Boosted by the outcomes of the programmes, Olivier wants to extend them to as many people as possible, as any leader would. She and her colleagues at IkamvaYouth are thinking about how to scale their models. Critical to this initiative is doing it in a way that is sustainable. “Right from the beginning, the model has been designed to be replicable,” Olivier says. “It is partnering with libraries, universities and companies, and whoever else will partner with us. We have managed to keep our costs really low through liberating strategic partnerships and volunteerism. We are able to produce amazing results with very little financial input. The question is, how do we scale this up? Even though it does not require a lot of money per learner, we want to get thousands of people into university, and with scale comes the need for a lot of money.

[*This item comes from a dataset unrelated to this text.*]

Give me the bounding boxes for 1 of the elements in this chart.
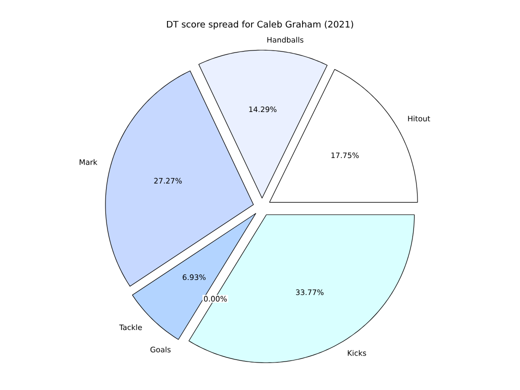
chart-title: DT score spread for Caleb Graham (2021) — [166, 20, 354, 30]
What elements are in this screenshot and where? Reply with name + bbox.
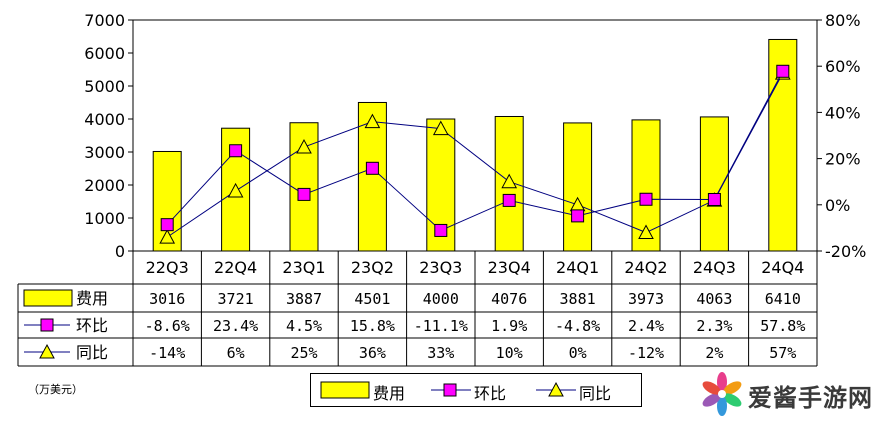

Figuring out the best way of getting that money and having it arrive when it needs to be there in a sustainable way is quite a challenge.” Olivier is candid in her assessment of the structural inequities in leadership development trends in the South African context. “Young people from middle-class backgrounds, they have that challenging, supportive environment that I spoke about,” she says. “They have what they need to be able to develop their leadership capacity. The learners or the young people without that kind of support – that is really where our pool of talent lies. That is where we are missing things. We are missing out on that huge pool of people that we need for driving our economy and getting us through all the challenges of a new democracy.”
Yet Olivier does see some hopeful trends. There are new models for leadership development programmes, and more individuals involved in this kind of work. There is also greater collaboration between organisations, projects and people; and the vision is bigger, encompassing shared resources and a more integrated approach to harnessing the talents of new generations of learners. “That is really the only way that we can do something with really significant impact, and on scale,” she asserts. “So these trends are quite heartening.” Figuring out how to turn this potential into reality is Olivier’s next big challenge.